Some people imagine that anyone, especially anyone, who's attracted to someone pre-op or who they know transitioned, is simply wanting that "exotic" girlfriend/boyfriend. But in actually there are, regardless of how many trans-people feel, cisgendered people who absolutely are attracted to trans-people not for what they have or had between their legs, but for many other positive reasons.
Read this post that was made yesterday https://www.susans.org/forums/index.php/topic,59156.msg376759.html#msg376759 (https://www.susans.org/forums/index.php/topic,59156.msg376759.html#msg376759)
I think you are not alone, not by a long shot and I think most people with transsexing histories are too much fond of trying to "control" both what others "think" and what they "feel" but also "how they talk, believe and act." It seems to be a hazard of the species.
You and your patner find your own darned happiness and comfort in your lives and love for one another. Not another soul has a dog in that fight. So shut them off.
O, and the bisexual deal is pretty much the same way. Attraction doesn't always mean "bedding" another human being. Sometimes we are simply attracted. You have gay people who also think "there is no bisexuality" even in the face of other human beings being attracted to variously sexed individuals.
Your life, your comfort, your call and your own darned terminology that you find applies to your life.
:) The very last word, :laugh:
Nichole
I think you are over thinking this. The main thing is you are attracted to your girlfriend, and they are attracted to you. She is a girl, you like girls, no problem. I am guessing you are in a committed relationship. You are partners. At this point it is irrelevant who else you could be attracted too isn't it?
I would suggest you just worry about who to date if you ever become single again.
Quote from: Nicky on April 28, 2009, 04:14:24 PM
You are partners. At this point it is irrelevant who else you could be attracted too isn't it?
Eeeh... that perspective is how bad things happen (AKA divorce).
Here's my take on the OP's situation: don't label yourself.
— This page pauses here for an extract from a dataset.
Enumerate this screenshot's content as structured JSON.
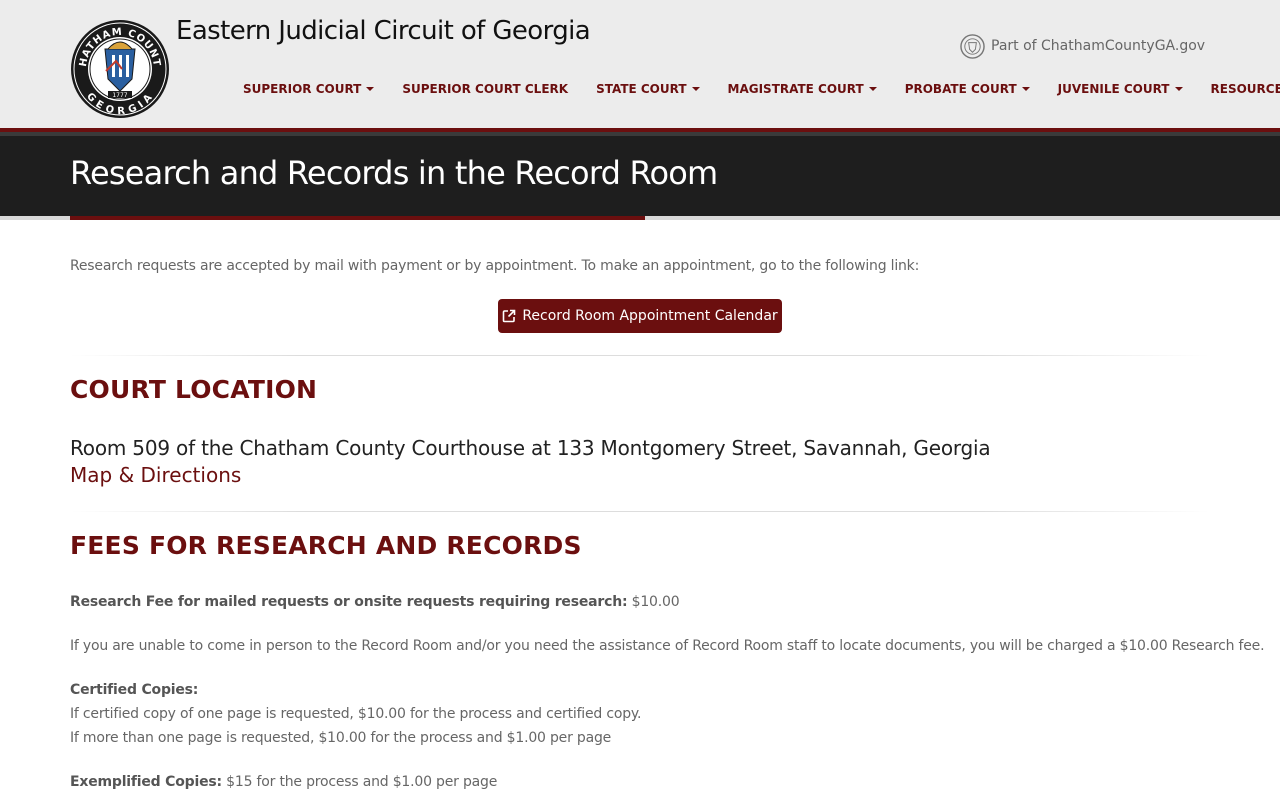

You like who you like, there's no need to label yourself or give a damn what other people label you as. I don't think we have any control over who we are attracted to, only how honest we are about it with ourselves and others (including people we are in committed relationships with).
thanks
Now that I am in a relationship with a woman people are going to assume I am a lesbian, I have decided that is fine. I don't care what they assume. I know that I am bi or whatever, my girlfriend knows, as she knows and I know what or who she is and it doesn't matter who else knows. I have always said it is no one's business who you are having sex with except for the people you are having sex with!
As for my girlfriend, I fell in love with her when I was under the impression she was male. I fell in love with her when I knew she was female. If she changed back into male I would still love her. If she changes fully to female I will still love her. If she lost a leg I would still love her. If she ... well you get the point. I love her!!!
Venus, your last post impresses me. You have your life together. You are sincere. Maybe I'll fall in love with you too.